For a few years, the future of the London office was talked about as if it were a simple question. Would people come back, or had the working week changed for good?
The answer is clearer now, but more interesting. People are coming back, and businesses have not given up on physical workplaces. What has changed is the old deal between employer and employee. The office no longer wins by default.
Before hybrid working became normal, the office did not have to justify itself in quite the same way. It was where the desk was, where the manager was, where meetings happened and where work culture lived.
Now every commute is measured against the alternative.
For many employees, working from home has become the easiest option for reasons that are hard to argue with. It removes the dead time of travel. It cuts personal costs, from rail fares and petrol to parking, lunches and vehicle wear and tear. In a city like London, those savings are certainly not minor perks. They can change how someone feels about the whole working week.
This is why some return-to-office arguments miss the point. Many people are not anti-office. They are anti-pointless office days.
Home working also gives people more control. They can start focused work sooner, avoid rush hour and shape the day around their own routines. For some, it is calmer and more productive.

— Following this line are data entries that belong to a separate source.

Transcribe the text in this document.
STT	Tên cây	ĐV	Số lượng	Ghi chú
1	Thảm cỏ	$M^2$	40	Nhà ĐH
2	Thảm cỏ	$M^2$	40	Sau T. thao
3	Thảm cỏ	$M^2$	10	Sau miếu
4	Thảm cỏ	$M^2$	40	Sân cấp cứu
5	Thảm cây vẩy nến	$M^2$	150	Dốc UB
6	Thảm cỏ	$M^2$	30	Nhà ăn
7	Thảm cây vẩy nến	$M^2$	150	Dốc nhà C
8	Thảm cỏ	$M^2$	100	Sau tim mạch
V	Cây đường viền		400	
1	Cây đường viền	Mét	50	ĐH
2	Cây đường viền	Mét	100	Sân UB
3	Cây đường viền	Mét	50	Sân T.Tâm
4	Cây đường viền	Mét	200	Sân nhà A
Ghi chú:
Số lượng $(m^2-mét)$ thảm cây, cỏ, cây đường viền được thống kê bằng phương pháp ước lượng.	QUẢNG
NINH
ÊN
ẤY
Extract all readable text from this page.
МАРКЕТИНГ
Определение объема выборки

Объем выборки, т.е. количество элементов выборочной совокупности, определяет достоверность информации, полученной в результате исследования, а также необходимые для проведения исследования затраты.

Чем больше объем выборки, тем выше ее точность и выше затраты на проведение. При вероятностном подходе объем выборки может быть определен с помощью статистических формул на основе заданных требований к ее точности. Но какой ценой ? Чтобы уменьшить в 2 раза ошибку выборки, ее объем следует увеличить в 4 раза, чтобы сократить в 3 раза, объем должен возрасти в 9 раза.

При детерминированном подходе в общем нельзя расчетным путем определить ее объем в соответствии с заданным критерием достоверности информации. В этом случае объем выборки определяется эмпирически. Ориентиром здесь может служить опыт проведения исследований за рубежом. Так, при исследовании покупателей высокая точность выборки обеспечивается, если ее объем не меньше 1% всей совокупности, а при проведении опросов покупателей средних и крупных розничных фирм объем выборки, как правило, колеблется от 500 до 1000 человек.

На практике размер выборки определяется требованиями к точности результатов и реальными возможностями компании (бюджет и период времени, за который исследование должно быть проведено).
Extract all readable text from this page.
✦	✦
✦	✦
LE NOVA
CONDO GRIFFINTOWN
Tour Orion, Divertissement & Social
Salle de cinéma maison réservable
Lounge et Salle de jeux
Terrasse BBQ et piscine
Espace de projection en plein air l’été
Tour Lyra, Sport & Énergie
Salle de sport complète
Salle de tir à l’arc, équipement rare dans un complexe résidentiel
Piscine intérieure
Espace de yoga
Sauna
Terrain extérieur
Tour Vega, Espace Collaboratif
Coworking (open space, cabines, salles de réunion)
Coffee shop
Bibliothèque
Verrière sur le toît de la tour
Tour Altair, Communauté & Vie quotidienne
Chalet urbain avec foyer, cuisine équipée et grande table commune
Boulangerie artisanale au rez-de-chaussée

But it is not perfect. At the end of the day, it can be much harder to switch off from work when you are working from home.
When work and home happen in the same place, the day does not always have a clear finish. There is no walk to the station, no drive home and no change of scene that tells your brain the working day is over. For some people, home working is easier during the day but harder to leave behind in the evening.
That is where the office still has an opportunity. Not as a place people are forced to attend, but as a place that gives structure, separation, energy and useful time with other people.
Centre for Cities found that full-time central London office workers were spending 2.7 days a week in the office in June 2024, still below the 3.9 days recorded in January 2020.
So the return to office is real. It is just not a return to 2019.
The businesses handling this well are not only asking, “How do we get people back to their desks?” They are asking, “What makes the office worth choosing?”
A good office now needs to offer:
- A clear reason to make the journey in
- Spaces for focused work as well as collaboration
- Meeting rooms that are actually available when people need them
- Quiet areas for calls, confidential work and thinking time
- Reliable temperature, lighting, ventilation and connectivity
- A clean, well-maintained environment that feels cared for
These are the things people notice across the day. They decide whether someone leaves the office thinking it was useful, or whether they spend the journey home wondering why they came in at all.
Comfort is often invisible when it works, but impossible to ignore when it fails.
A stuffy meeting room can drain the energy from a discussion within minutes. A cold corner of an open-plan floor can become the place nobody wants to sit. Poor lighting makes an afternoon feel longer. Bad acoustics can turn a simple day of work into a day of interruptions.
Leesman workplace data shows why this matters. Its global benchmark has found that 66% of employees consider air quality important, while only 52% are satisfied with it in their workplace. Noise is even more revealing. Leesman data shows that 70% of employees consider noise levels important, but only 35% are satisfied.
London employers often talk about collaboration, mentoring and culture. Those are good reasons to bring people together, especially for younger staff who learn by watching how experienced colleagues handle problems in real time.
But culture is not created by saying the word often enough. It is created in the ordinary moments of the day: a useful conversation after a meeting, a quick bit of advice from someone nearby, a team working through a problem in the same room. If the office is uncomfortable, noisy or poorly run, those moments become harder to create.
This is why facilities teams should be part of the return-to-office conversation from the start. Ventilation, lighting, acoustics, cleanliness, layout and air conditioning services are not just background maintenance. They are part of whether an office feels like a professional environment worth travelling to.
This is especially true in London, where many businesses operate from older buildings, converted spaces and dense urban locations where temperature, airflow and external plant restrictions can be more complicated. An office can look impressive in photographs and still feel uncomfortable by 3pm on a warm Thursday.
There is a commercial point here too. Savills reported that Central London leasing reached 2.2 million sq ft in the first quarter of 2026, slightly above the ten-year average. Demand has not disappeared, but occupiers are becoming more selective.
The next phase of London’s office comeback will not be won by companies that simply mandate more days on site. It will be won by employers that understand why people hesitate in the first place.
Many employees are not rejecting the office entirely. They are rejecting expensive journeys that end in poor facilities, crowded rooms and work they could have done more easily at home.
If London businesses want people back, the office has to earn the commute. It has to offer focus, comfort, connection and a clearer line between work and home.
The city’s offices may be filling again, but the winners will be the workplaces people are quietly pleased to return to!